Al entrar en el pueblo de El Escorial, el féretro de la soberana se colocó sobre un armón de artillería cubierto con la bandera española, siendo escoltado por alabarderos de la Guardia Real. Solo su hijo Juan, su nieto Don Juan Carlos, y sus otros nietos Alfonso y Gonzalo de Borbón Dampierre estaban de nuevo allí para recibir el mismo ataúd de nogal con herrajes de bronce y revestido en damasco blanco que, dieciséis años atrás, habían acompañado entre sollozos durante el entierro celebrado en la Iglesia del Sagrado Corazón de Ouchy, en Suiza. Todos ellos recordaban con nostalgia la noche que embalsamaron a la reina, cubriendo su cabeza con una mantilla blanca mientras envolvían su cuerpo con la bandera de España y en sus manos, cruzadas sobre el pecho, colocaban el crucifijo y el rosario que el Papa Pío XII había regalado a la infanta María Cristina en su boda con el conde Marone.

Ahora, justo detrás se alineaba la comitiva encabezada por Don Juan de Borbón, el único hijo varón vivo de la reina. Los restos mortales de sus tres hermanos –Alfonso, Jaime y Gonzalo– habían llegado también la tarde anterior al aeropuerto de Barajas procedentes de Suiza y Estados Unidos, para recibir cristiana sepultura en el Panteón de Infantes del Monasterio. Solo los restos del infante Jaime, fallecido en marzo de 1975, debieron pasar por el llamado Pudridero, donde los cadáveres de los miembros de la Familia Real aguardaban durante treinta años su total descarnación. Alfonso y Gonzalo habían perecido mucho antes que él, en 1938 y 1934, respectivamente. Enfundado en su uniforme de almirante honorífico y acompañado por el jefe de su Casa, duque de Alburquerque, y por dos generales de cada uno de los tres ejércitos, el Conde de Barcelona recibió a su madre y a sus hermanos con emoción contenida.

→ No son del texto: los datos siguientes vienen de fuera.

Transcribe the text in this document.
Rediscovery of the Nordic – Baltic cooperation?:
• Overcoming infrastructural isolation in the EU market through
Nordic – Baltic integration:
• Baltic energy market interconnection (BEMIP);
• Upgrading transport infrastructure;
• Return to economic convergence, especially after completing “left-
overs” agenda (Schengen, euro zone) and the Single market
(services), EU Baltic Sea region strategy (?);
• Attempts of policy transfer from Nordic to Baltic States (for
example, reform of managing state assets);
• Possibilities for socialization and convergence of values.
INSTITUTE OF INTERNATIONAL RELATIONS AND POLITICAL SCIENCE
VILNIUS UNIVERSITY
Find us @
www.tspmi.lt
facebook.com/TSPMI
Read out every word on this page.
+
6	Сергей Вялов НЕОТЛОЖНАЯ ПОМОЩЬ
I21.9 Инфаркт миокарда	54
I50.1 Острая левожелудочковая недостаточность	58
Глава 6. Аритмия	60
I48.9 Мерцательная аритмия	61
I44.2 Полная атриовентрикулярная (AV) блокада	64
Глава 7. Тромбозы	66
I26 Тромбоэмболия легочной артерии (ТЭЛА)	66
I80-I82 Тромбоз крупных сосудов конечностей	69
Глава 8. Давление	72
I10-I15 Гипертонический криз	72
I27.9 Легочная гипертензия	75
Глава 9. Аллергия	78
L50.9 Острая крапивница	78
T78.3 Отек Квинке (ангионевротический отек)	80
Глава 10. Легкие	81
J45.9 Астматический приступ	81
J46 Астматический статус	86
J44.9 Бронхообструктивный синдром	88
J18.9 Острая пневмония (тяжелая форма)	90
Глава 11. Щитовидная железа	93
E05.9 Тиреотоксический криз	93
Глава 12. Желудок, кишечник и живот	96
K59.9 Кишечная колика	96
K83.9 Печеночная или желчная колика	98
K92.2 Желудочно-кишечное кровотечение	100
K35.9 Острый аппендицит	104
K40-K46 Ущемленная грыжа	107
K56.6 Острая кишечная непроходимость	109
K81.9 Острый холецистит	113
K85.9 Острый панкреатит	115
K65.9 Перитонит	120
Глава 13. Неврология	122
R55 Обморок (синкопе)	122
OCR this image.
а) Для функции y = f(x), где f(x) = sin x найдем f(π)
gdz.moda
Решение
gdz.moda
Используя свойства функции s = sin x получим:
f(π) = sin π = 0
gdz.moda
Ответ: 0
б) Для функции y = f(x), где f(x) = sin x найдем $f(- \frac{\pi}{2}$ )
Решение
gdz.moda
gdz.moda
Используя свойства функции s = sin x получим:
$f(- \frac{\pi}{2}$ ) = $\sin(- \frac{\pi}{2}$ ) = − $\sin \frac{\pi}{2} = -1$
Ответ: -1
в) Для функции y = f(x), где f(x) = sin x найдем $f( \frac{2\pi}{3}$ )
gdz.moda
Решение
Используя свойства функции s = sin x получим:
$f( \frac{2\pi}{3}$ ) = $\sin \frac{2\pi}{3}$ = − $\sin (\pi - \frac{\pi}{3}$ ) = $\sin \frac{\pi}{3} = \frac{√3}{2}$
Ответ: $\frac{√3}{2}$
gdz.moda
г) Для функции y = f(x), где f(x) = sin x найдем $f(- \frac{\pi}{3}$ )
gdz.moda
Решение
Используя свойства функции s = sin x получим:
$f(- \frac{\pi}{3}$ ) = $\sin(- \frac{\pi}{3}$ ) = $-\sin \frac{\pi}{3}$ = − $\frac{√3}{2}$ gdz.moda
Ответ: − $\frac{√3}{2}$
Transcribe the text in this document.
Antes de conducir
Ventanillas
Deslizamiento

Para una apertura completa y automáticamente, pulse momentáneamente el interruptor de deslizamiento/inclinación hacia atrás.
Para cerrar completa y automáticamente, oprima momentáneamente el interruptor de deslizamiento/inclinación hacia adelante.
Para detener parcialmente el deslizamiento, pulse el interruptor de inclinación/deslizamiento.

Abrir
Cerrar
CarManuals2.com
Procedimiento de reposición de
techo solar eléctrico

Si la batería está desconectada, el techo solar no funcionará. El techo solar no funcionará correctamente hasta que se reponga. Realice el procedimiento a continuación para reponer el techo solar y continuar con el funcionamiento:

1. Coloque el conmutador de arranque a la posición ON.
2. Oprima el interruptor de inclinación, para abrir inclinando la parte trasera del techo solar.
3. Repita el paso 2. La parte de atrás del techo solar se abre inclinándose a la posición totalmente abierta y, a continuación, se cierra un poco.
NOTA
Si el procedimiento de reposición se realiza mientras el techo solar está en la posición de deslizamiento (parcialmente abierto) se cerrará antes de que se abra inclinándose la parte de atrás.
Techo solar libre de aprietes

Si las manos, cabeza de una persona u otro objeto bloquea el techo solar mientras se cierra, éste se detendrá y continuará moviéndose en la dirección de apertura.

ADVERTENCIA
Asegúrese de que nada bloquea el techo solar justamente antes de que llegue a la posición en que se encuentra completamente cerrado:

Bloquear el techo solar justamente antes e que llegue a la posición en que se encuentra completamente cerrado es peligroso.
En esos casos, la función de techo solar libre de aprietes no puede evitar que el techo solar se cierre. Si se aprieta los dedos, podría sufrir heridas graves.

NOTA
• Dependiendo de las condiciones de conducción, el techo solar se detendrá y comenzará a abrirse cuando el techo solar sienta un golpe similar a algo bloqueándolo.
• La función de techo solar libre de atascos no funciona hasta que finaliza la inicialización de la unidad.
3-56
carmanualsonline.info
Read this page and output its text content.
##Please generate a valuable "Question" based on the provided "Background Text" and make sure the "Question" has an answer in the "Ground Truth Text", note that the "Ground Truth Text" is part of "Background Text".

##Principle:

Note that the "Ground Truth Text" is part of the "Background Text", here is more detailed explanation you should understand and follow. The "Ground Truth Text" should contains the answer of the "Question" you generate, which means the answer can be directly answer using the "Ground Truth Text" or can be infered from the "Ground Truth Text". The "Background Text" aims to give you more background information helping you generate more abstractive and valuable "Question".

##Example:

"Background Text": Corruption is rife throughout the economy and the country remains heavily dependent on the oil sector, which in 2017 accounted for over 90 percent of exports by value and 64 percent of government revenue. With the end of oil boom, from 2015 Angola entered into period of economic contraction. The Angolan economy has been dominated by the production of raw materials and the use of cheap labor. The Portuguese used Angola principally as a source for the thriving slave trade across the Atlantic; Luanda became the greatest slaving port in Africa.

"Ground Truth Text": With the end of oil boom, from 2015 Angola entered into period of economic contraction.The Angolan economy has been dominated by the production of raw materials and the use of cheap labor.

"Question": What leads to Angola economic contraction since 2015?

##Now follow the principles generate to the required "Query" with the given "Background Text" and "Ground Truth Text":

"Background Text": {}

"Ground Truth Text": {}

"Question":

Cinco años atrás, en efecto, asistió a la repatriación de los restos mortales de su padre, Alfonso XIII, desde Roma. Veinte miembros de la Policía Militar depositaron entonces el féretro de 560 kilogramos de peso en un armón de artillería cubierto con la bandera nacional. Y ahora, igual que entonces, sollozaba en silencio mientras la comitiva se aproximaba a la lonja del monasterio donde su madre iba a ser recibida con los mismos honores de jefe de Estado que su padre. Don Juan ya sabía muy bien cómo ahogar el dolor. Casi treinta años atrás había perdido a su hijo predilecto de casi quince años, el infante Alfonsito, de un trágico disparo salido accidentalmente de la pistola que empuñaba su primogénito Don Juan Carlos, de dieciocho. Mientras contemplaba aquella umbrosa mañana los catafalcos de su madre y de sus hermanos, el Conde de Barcelona no podía asegurar aún que siete años después, en 1992, vería colmado su último deseo de inhumar allí mismo también los restos mortales de Alfonsito, enterrado en el cementerio portugués de Cascaes en marzo de 1956. Con el cáncer enroscado en su garganta como una anaconda, Don Juan abandonaría la Clínica Universitaria de Pamplona para presenciar aquel acto patético e inolvidable. Pero ahora, en la lonja del monasterio, la banda de música del regimiento de la Guardia Real interpretó otra marcha fúnebre anunciando la llegada del armón que transportaba los restos de doña Victoria Eugenia, que ya siempre yacerían en aquel regio lugar.

LA ANCIANA OLVIDADA
Nadie supo entonces que una anciana de 79 años había acudido el día anterior, del brazo de una enfermera, a la funeraria del aeropuerto internacional de Miami para despedir con sus rezos el féretro del ex Príncipe de Asturias. Aquella mujer, a la que le costaba Dios y ayuda caminar, era la cubana Edelmira Sampedro-Ocejo y Robato, el gran amor del difunto Alfonso de Borbón y Battenberg. Casada en primeras nupcias con él, acabó divorciándose cuatro años después, lo cual no impidió que la Familia Real española la considerase siempre como tía del Rey Juan Carlos. La explicación era sencilla: su matrimonio canónico con el ex Príncipe de Asturias, jamás anulado, era el único que contaba para los reyes e infantes, por muy válido que hubiese sido el segundo matrimonio civil de Alfonso con la también cubana Marta Rocafort conforme a la Ley del Divorcio de la Segunda República.